Fibla carpenteri Temporal range: Middle Eocene PreꞒ Ꞓ O S D C P T J K Pg N

Scientific classification
- Domain: Eukaryota
- Kingdom: Animalia
- Phylum: Arthropoda
- Class: Insecta
- Order: Raphidioptera
- Family: Inocelliidae
- Genus: Fibla
- Subgenus: Fibla
- Species: †F. carpenteri
- Binomial name: †Fibla carpenteri Engel, 1995

= Fibla carpenteri =

- Authority: Engel, 1995

Extinct species of insect

Fibla carpenteri is an extinct species of snakefly in the Inocelliidae genus Fibla. F. carpenteri is named in honor of the paleoentomologist Dr Frank Carpenter, for his vast knowledge and interest in Raphidioptera.

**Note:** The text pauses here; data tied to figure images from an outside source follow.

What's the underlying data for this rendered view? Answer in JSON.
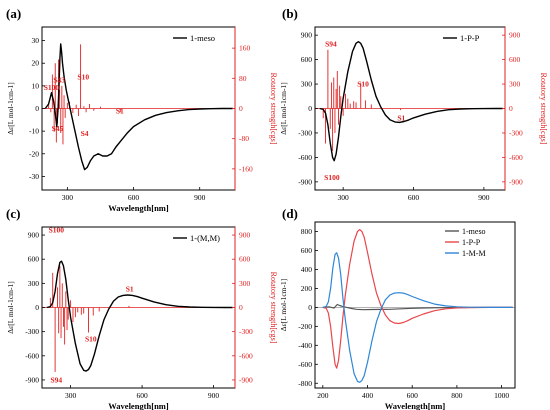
{
  "chart_data": [
    {
      "panel": "(a)",
      "type": "line",
      "legend": "1-meso",
      "legend_position": "top-right",
      "xlabel": "Wavelength[nm]",
      "ylabel": "Δε[L mol-1cm-1]",
      "y2label": "Rotatory strength[cgs]",
      "xlim": [
        185,
        1060
      ],
      "xticks": [
        300,
        600,
        900
      ],
      "ylim": [
        -36,
        36
      ],
      "yticks": [
        -30,
        -20,
        -10,
        0,
        10,
        20,
        30
      ],
      "y2lim": [
        -216,
        216
      ],
      "y2ticks": [
        -160,
        -80,
        0,
        80,
        160
      ],
      "series": [
        {
          "name": "1-meso",
          "color": "#000000",
          "x": [
            200,
            215,
            228,
            238,
            245,
            252,
            258,
            262,
            266,
            270,
            274,
            278,
            285,
            295,
            310,
            330,
            350,
            365,
            378,
            390,
            405,
            420,
            440,
            460,
            480,
            500,
            520,
            545,
            570,
            600,
            650,
            700,
            750,
            800,
            850,
            900,
            950,
            1000,
            1050
          ],
          "y": [
            0,
            2,
            7,
            3,
            -2,
            -8,
            0,
            10,
            22,
            28.5,
            25,
            20,
            14,
            8,
            1,
            -8,
            -17,
            -23,
            -27,
            -26,
            -23,
            -21,
            -20,
            -21,
            -21,
            -20,
            -17,
            -14,
            -11,
            -8,
            -5,
            -3,
            -1.8,
            -1,
            -0.5,
            -0.2,
            -0.1,
            0,
            0
          ]
        }
      ],
      "sticks": {
        "x": [
          215,
          225,
          232,
          240,
          245,
          250,
          255,
          260,
          265,
          270,
          275,
          280,
          285,
          290,
          300,
          310,
          325,
          340,
          350,
          360,
          375,
          385,
          400,
          420,
          450,
          540
        ],
        "y": [
          16,
          -10,
          90,
          -62,
          120,
          -90,
          -40,
          130,
          50,
          -65,
          60,
          -95,
          35,
          -25,
          15,
          18,
          -12,
          10,
          -20,
          170,
          6,
          -10,
          12,
          -6,
          5,
          -10
        ]
      },
      "annotations": [
        {
          "text": "S100",
          "x": 228,
          "y2": 49
        },
        {
          "text": "S43",
          "x": 263,
          "y2": 69
        },
        {
          "text": "S10",
          "x": 372,
          "y2": 77
        },
        {
          "text": "S1",
          "x": 538,
          "y2": -13
        },
        {
          "text": "S45",
          "x": 255,
          "y2": -60
        },
        {
          "text": "S4",
          "x": 378,
          "y2": -73
        }
      ]
    },
    {
      "panel": "(b)",
      "type": "line",
      "legend": "1-P-P",
      "legend_position": "top-right",
      "xlabel": "",
      "ylabel": "Δε[L mol-1cm-1]",
      "y2label": "Rotatory strength[cgs]",
      "xlim": [
        180,
        990
      ],
      "xticks": [
        300,
        600,
        900
      ],
      "ylim": [
        -1000,
        1000
      ],
      "yticks": [
        -900,
        -600,
        -300,
        0,
        300,
        600,
        900
      ],
      "y2lim": [
        -1000,
        1000
      ],
      "y2ticks": [
        -900,
        -600,
        -300,
        0,
        300,
        600,
        900
      ],
      "series": [
        {
          "name": "1-P-P",
          "color": "#000000",
          "x": [
            200,
            215,
            225,
            235,
            245,
            255,
            262,
            270,
            280,
            290,
            300,
            320,
            340,
            355,
            365,
            375,
            385,
            400,
            420,
            440,
            460,
            480,
            500,
            520,
            540,
            560,
            580,
            600,
            650,
            700,
            750,
            800,
            850,
            900,
            950,
            980
          ],
          "y": [
            0,
            -10,
            -60,
            -200,
            -420,
            -600,
            -640,
            -560,
            -350,
            -100,
            120,
            450,
            700,
            800,
            820,
            800,
            740,
            580,
            350,
            150,
            20,
            -80,
            -140,
            -165,
            -170,
            -160,
            -140,
            -115,
            -70,
            -35,
            -15,
            -6,
            -2,
            -1,
            0,
            0
          ]
        }
      ],
      "sticks": {
        "x": [
          215,
          225,
          235,
          245,
          250,
          255,
          260,
          265,
          270,
          275,
          280,
          285,
          290,
          300,
          310,
          320,
          330,
          345,
          355,
          375,
          395,
          420,
          545
        ],
        "y": [
          -120,
          -430,
          720,
          -250,
          320,
          -520,
          380,
          -300,
          240,
          460,
          -200,
          280,
          150,
          -90,
          180,
          120,
          60,
          90,
          75,
          310,
          100,
          50,
          -20
        ]
      },
      "annotations": [
        {
          "text": "S94",
          "x": 248,
          "y2": 760
        },
        {
          "text": "S10",
          "x": 385,
          "y2": 270
        },
        {
          "text": "S1",
          "x": 548,
          "y2": -150
        },
        {
          "text": "S100",
          "x": 252,
          "y2": -880
        }
      ]
    },
    {
      "panel": "(c)",
      "type": "line",
      "legend": "1-(M,M)",
      "legend_position": "top-right",
      "xlabel": "Wavelength[nm]",
      "ylabel": "Δε[L mol-1cm-1]",
      "y2label": "Rotatory strength[cgs]",
      "xlim": [
        180,
        990
      ],
      "xticks": [
        300,
        600,
        900
      ],
      "ylim": [
        -1000,
        1000
      ],
      "yticks": [
        -900,
        -600,
        -300,
        0,
        300,
        600,
        900
      ],
      "y2lim": [
        -1000,
        1000
      ],
      "y2ticks": [
        -900,
        -600,
        -300,
        0,
        300,
        600,
        900
      ],
      "series": [
        {
          "name": "1-(M,M)",
          "color": "#000000",
          "x": [
            200,
            215,
            225,
            235,
            245,
            255,
            262,
            270,
            280,
            290,
            300,
            320,
            340,
            355,
            365,
            375,
            385,
            400,
            420,
            440,
            460,
            480,
            500,
            520,
            540,
            560,
            580,
            600,
            650,
            700,
            750,
            800,
            850,
            900,
            950,
            980
          ],
          "y": [
            0,
            10,
            60,
            200,
            420,
            560,
            575,
            520,
            350,
            100,
            -120,
            -450,
            -700,
            -780,
            -790,
            -770,
            -720,
            -580,
            -350,
            -150,
            -20,
            80,
            130,
            150,
            155,
            150,
            135,
            115,
            70,
            35,
            15,
            6,
            2,
            1,
            0,
            0
          ]
        }
      ],
      "sticks": {
        "x": [
          215,
          225,
          235,
          245,
          250,
          255,
          260,
          265,
          270,
          275,
          280,
          285,
          290,
          300,
          310,
          320,
          330,
          345,
          355,
          375,
          395,
          420,
          545
        ],
        "y": [
          120,
          430,
          -800,
          250,
          -320,
          520,
          -380,
          300,
          -240,
          -460,
          200,
          -280,
          -150,
          90,
          -180,
          -120,
          -60,
          -90,
          -75,
          -310,
          -100,
          -50,
          20
        ]
      },
      "annotations": [
        {
          "text": "S100",
          "x": 240,
          "y2": 930
        },
        {
          "text": "S1",
          "x": 548,
          "y2": 200
        },
        {
          "text": "S10",
          "x": 385,
          "y2": -420
        },
        {
          "text": "S94",
          "x": 240,
          "y2": -930
        }
      ]
    },
    {
      "panel": "(d)",
      "type": "line",
      "legend_position": "top-right",
      "xlabel": "Wavelength[nm]",
      "ylabel": "Δε[L mol-1cm-1]",
      "xlim": [
        165,
        1060
      ],
      "xticks": [
        200,
        400,
        600,
        800,
        1000
      ],
      "ylim": [
        -850,
        900
      ],
      "yticks": [
        -800,
        -600,
        -400,
        -200,
        0,
        200,
        400,
        600,
        800
      ],
      "series": [
        {
          "name": "1-meso",
          "color": "#555555",
          "x": [
            200,
            230,
            250,
            265,
            275,
            290,
            320,
            350,
            380,
            420,
            500,
            600,
            700,
            800,
            900,
            1050
          ],
          "y": [
            0,
            5,
            -8,
            30,
            20,
            8,
            -8,
            -20,
            -25,
            -22,
            -20,
            -10,
            -4,
            -1,
            0,
            0
          ]
        },
        {
          "name": "1-P-P",
          "color": "#e8474b",
          "x": [
            200,
            215,
            225,
            235,
            245,
            255,
            262,
            270,
            280,
            290,
            300,
            320,
            340,
            355,
            365,
            375,
            385,
            400,
            420,
            440,
            460,
            480,
            500,
            520,
            540,
            560,
            580,
            600,
            650,
            700,
            750,
            800,
            850,
            900,
            950,
            1050
          ],
          "y": [
            0,
            -10,
            -60,
            -200,
            -420,
            -600,
            -640,
            -560,
            -350,
            -100,
            120,
            450,
            700,
            800,
            820,
            800,
            740,
            580,
            350,
            150,
            20,
            -80,
            -140,
            -165,
            -170,
            -160,
            -140,
            -115,
            -70,
            -35,
            -15,
            -6,
            -2,
            -1,
            0,
            0
          ]
        },
        {
          "name": "1-M-M",
          "color": "#2f86d6",
          "x": [
            200,
            215,
            225,
            235,
            245,
            255,
            262,
            270,
            280,
            290,
            300,
            320,
            340,
            355,
            365,
            375,
            385,
            400,
            420,
            440,
            460,
            480,
            500,
            520,
            540,
            560,
            580,
            600,
            650,
            700,
            750,
            800,
            850,
            900,
            950,
            1050
          ],
          "y": [
            0,
            10,
            60,
            200,
            420,
            560,
            575,
            520,
            350,
            100,
            -120,
            -450,
            -700,
            -780,
            -790,
            -770,
            -720,
            -580,
            -350,
            -150,
            -20,
            80,
            130,
            150,
            155,
            150,
            135,
            115,
            70,
            35,
            15,
            6,
            2,
            1,
            0,
            0
          ]
        }
      ]
    }
  ]
}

The species is known from a single specimen, the holotype, deposited in the Harvard University, Museum of Comparative Zoology as specimen #9999. Dr. Michael S. Engel first studied and described the species after finding the specimen in the Harvard collections. He published his type description in the journal Psyche volume 102 published in 1995. Fairly well preserved in Eocene Baltic amber, the female individual has a torn forewing missing the distal portion, partial antennae, and the ovipositor is severed and missing the tip. There are also a number of small areas with "schimmel", a type of white mold sometimes present on arthropods in amber. With a total length, not including ovipositor or antennae, of just over 18 mm, Fibla carpenteri is the largest species of snakefly from amber and the largest species of the genus. As a whole the female shows no light color marking and was a fairly uniform dark brown to black coloration. The wings are hyaline with brown coloration of the vein structure and are slightly fuscous at the base. The pterostigma is also colored brown.

F. carpenteri is one of only four extinct Fibla which are known from the fossil record. Along with F. erigena F. carpenteri is one of two known from the baltic amber deposits, while F. cerdanica is from the Miocene of Spain and F. exusta is from the Eocene of the Florissant Formation, Colorado.